Thomas Doty – Storyteller


Guide to Native Rock Writings  |  Refresh

Writing on the Rocks

Someone wrote a story on this rock, perhaps a thousand years ago, perhaps more. Someone who walked the woods at night. He went inside the cave, made a fire, and sat for a long, long time. He listened to the tumbling of the creek, to the slow growing of trees, and the slower settling of the earth. Orange light from the fire danced across the rock.

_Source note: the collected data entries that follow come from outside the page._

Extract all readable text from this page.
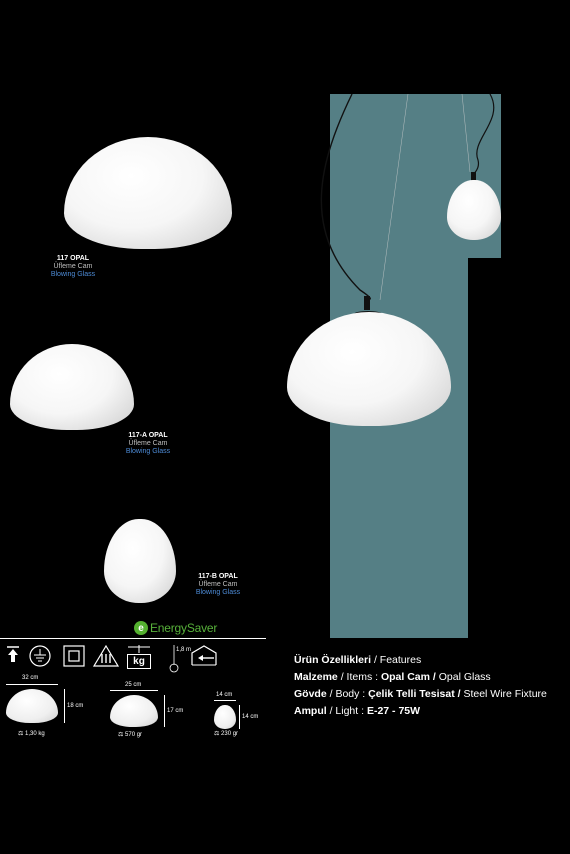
117 OPAL
Üfleme Cam
Blowing Glass
117-A OPAL
Üfleme Cam
Blowing Glass
117-B OPAL
Üfleme Cam
Blowing Glass
e EnergySaver
kg
1,8 m
32 cm
18 cm
⚖ 1,30 kg
25 cm
17 cm
⚖ 570 gr
14 cm
14 cm
⚖ 230 gr
Ürün Özellikleri / Features
Malzeme / Items : Opal Cam / Opal Glass
Gövde / Body : Çelik Telli Tesisat / Steel Wire Fixture
Ampul / Light : E-27 - 75W
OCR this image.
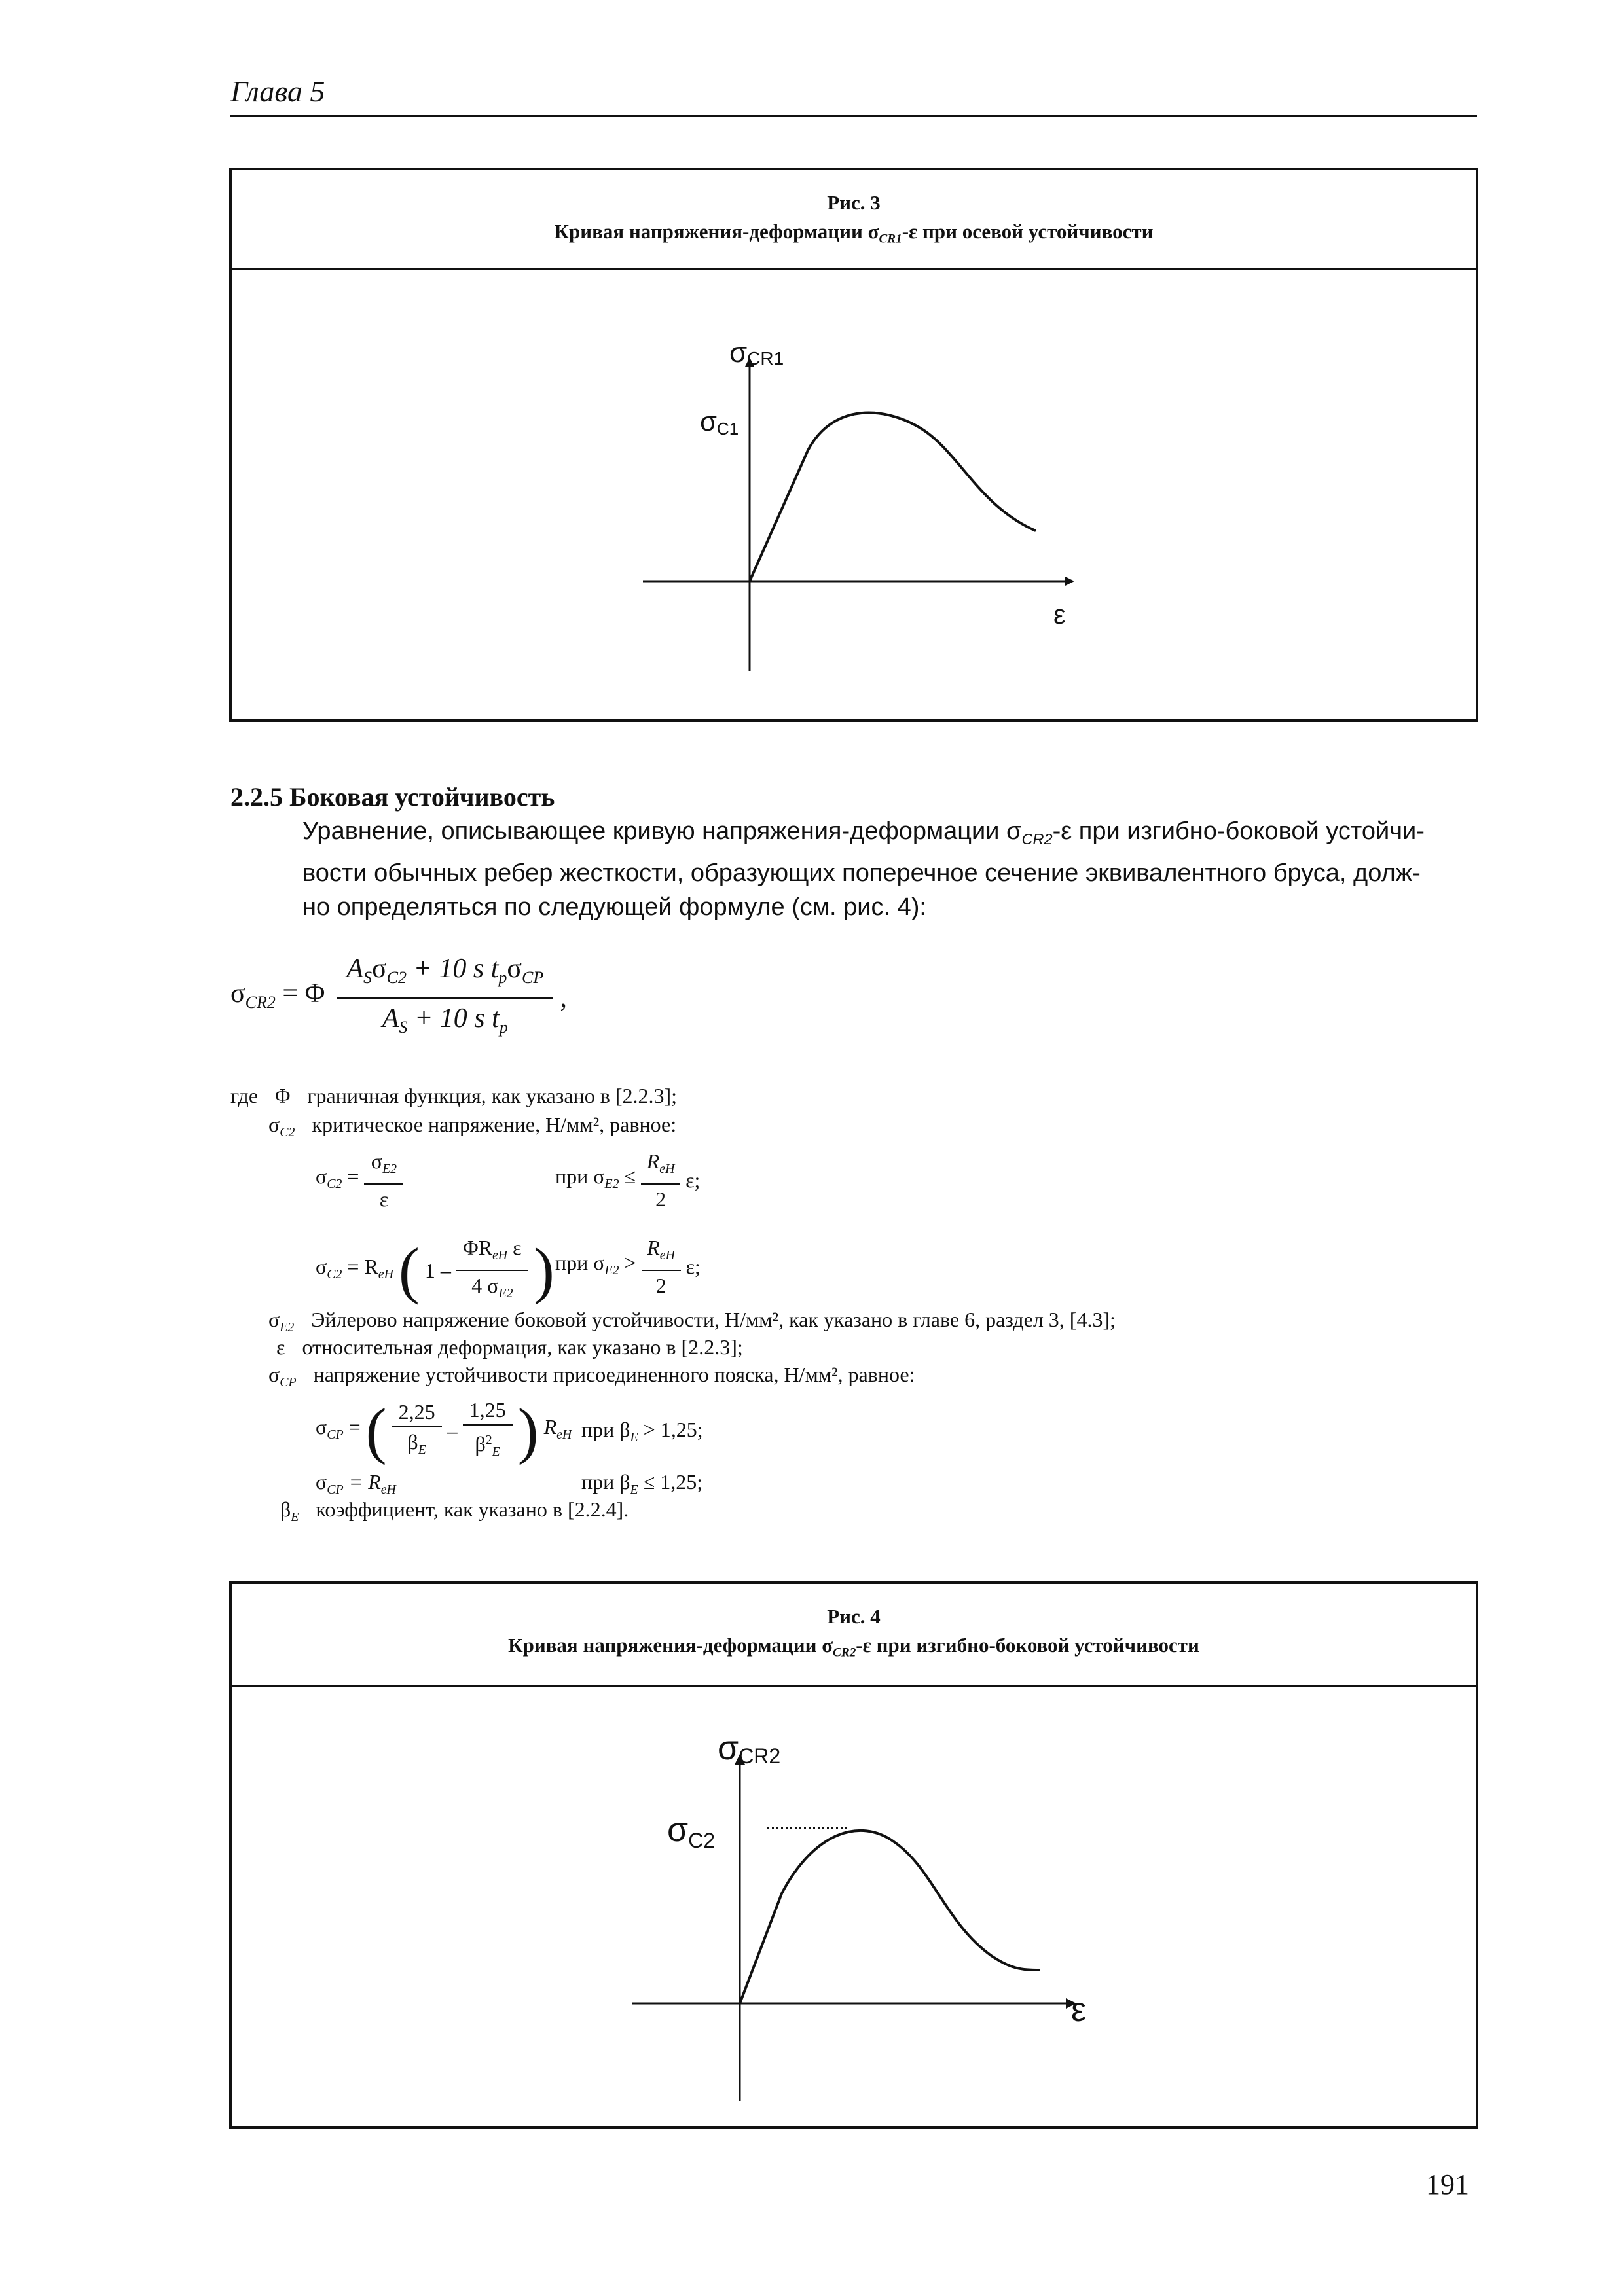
Глава 5
Рис. 3
Кривая напряжения-деформации $\sigma_{CR1}-\varepsilon$ при осевой устойчивости
σCR1
σC1
ε
2.2.5 Боковая устойчивость
Уравнение, описывающее кривую напряжения-деформации $\sigma_{CR2}-\varepsilon$ при изгибно-боковой устойчи-
вости обычных ребер жесткости, образующих поперечное сечение эквивалентного бруса, долж-
но определяться по следующей формуле (см. рис. 4):
$\sigma_{CR2} = \Phi \frac{A_S\sigma_{C2} + 10 s t_p\sigma_{CP}}{A_S + 10 s t_p}$ ,
где Φ граничная функция, как указано в [2.2.3];
$\sigma_{C2}$ критическое напряжение, Н/мм², равное:
$\sigma_{C2} = \frac{\sigma_{E2}}{\varepsilon}$	при $\sigma_{E2} \le \frac{R_{eH}}{2} \varepsilon$;
$\sigma_{C2} = R_{eH}$ ( $1 - \frac{\Phi R_{eH} \varepsilon}{4 \sigma_{E2}}$ ) при $\sigma_{E2} > \frac{R_{eH}}{2} \varepsilon$;
$\sigma_{E2}$ Эйлерово напряжение боковой устойчивости, Н/мм², как указано в главе 6, раздел 3, [4.3];
ε относительная деформация, как указано в [2.2.3];
$\sigma_{CP}$ напряжение устойчивости присоединенного пояска, Н/мм², равное:
$\sigma_{CP}$ = ( $\frac{2,25}{\beta_E} - \frac{1,25}{\beta^2_E}$ ) $R_{eH}$ при $\beta_E > 1,25$;
$\sigma_{CP} = R_{eH}$	при $\beta_E \le 1,25$;
$\beta_E$ коэффициент, как указано в [2.2.4].
Рис. 4
Кривая напряжения-деформации $\sigma_{CR2}-\varepsilon$ при изгибно-боковой устойчивости
σCR2
σC2
ε
191
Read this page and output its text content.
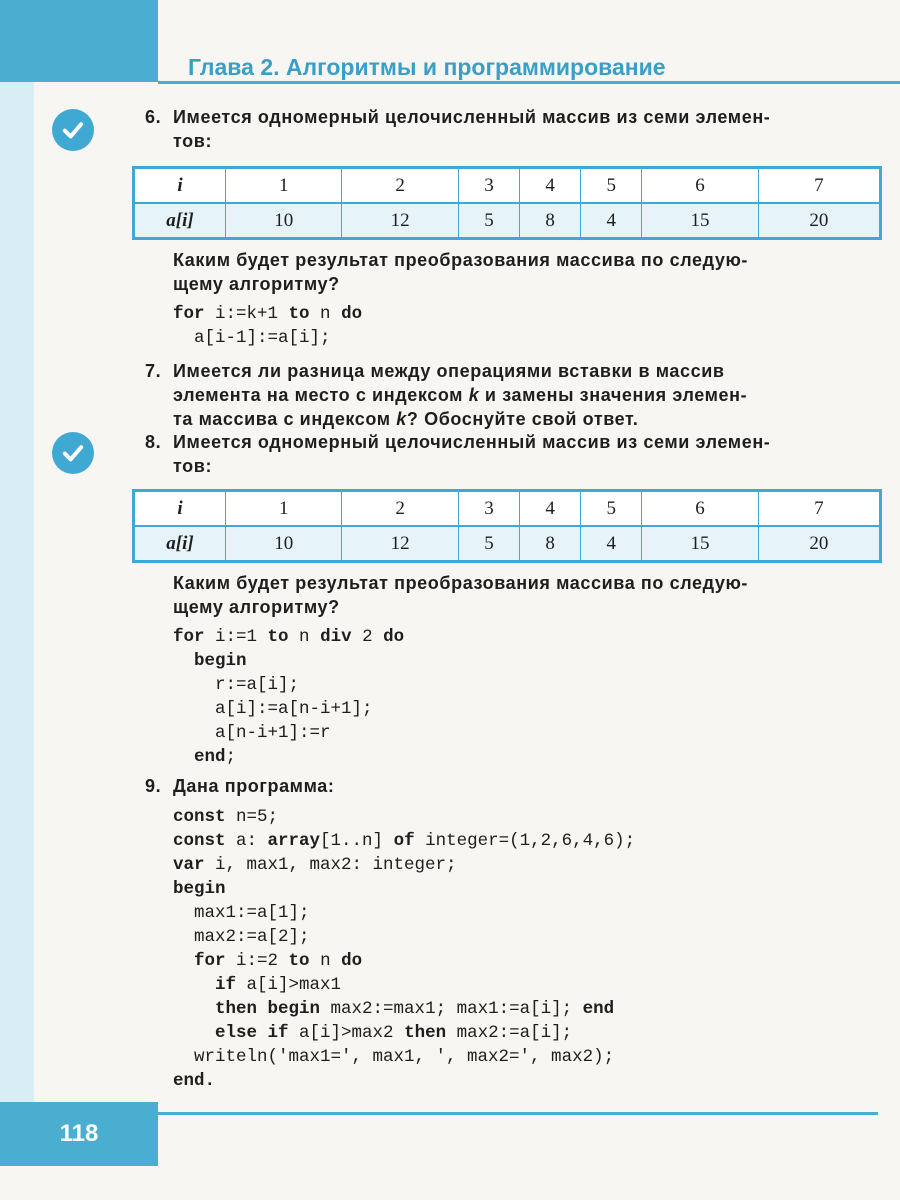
Глава 2. Алгоритмы и программирование
6. Имеется одномерный целочисленный массив из семи элемен-
тов:
i	1	2	3	4	5	6	7
a[i]	10	12	5	8	4	15	20
Каким будет результат преобразования массива по следую-
щему алгоритму?
for i:=k+1 to n do
a[i-1]:=a[i];
7. Имеется ли разница между операциями вставки в массив
элемента на место с индексом k и замены значения элемен-
та массива с индексом k? Обоснуйте свой ответ.
8. Имеется одномерный целочисленный массив из семи элемен-
тов:
i	1	2	3	4	5	6	7
a[i]	10	12	5	8	4	15	20
Каким будет результат преобразования массива по следую-
щему алгоритму?
for i:=1 to n div 2 do
begin
r:=a[i];
a[i]:=a[n-i+1];
a[n-i+1]:=r
end;
9. Дана программа:
const n=5;
const a: array[1..n] of integer=(1,2,6,4,6);
var i, max1, max2: integer;
begin
max1:=a[1];
max2:=a[2];
for i:=2 to n do
if a[i]>max1
then begin max2:=max1; max1:=a[i]; end
else if a[i]>max2 then max2:=a[i];
writeln('max1=', max1, ', max2=', max2);
end.
118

He dipped his fingers in the paint he'd mixed. In strokes that matched the thickness of his fingers, he streaked symbols that told the story of this place ... the power of this cave.

Someone wrote a story on this rock, someone who had known the rock a long, long time.

Five years later, the man brought his son to the cave and taught him how to mix the paint. In the light of the fire, the man explained the ideas behind the symbols, and how they were arranged on the rock to tell a story. He explained that sometimes he carves the symbols into wood, sometimes into bone.

"When we've been out fishing all day," he told the boy, "we come home and play the hand game. But we've got to have a bone that looks different from the others. So we talk about the fishing, and as we're talking, I'm carving symbols into the bone. When we're done, we've got a record of what we did that day as well as a bone to play the game."

The boy asked him if he used the same system of symbols he used on the rocks.

"System?" the man replied. "No, not a system. Just the symbols we've always used."

The man and his son sat and listened to the creek and the trees and the earth. They watched the firelight bring the writings to life, with symbols that told the story of this place so well. Then the boy dipped his fingers in the paint, and with shy, tentative strokes, began to add his own perceptions to the story.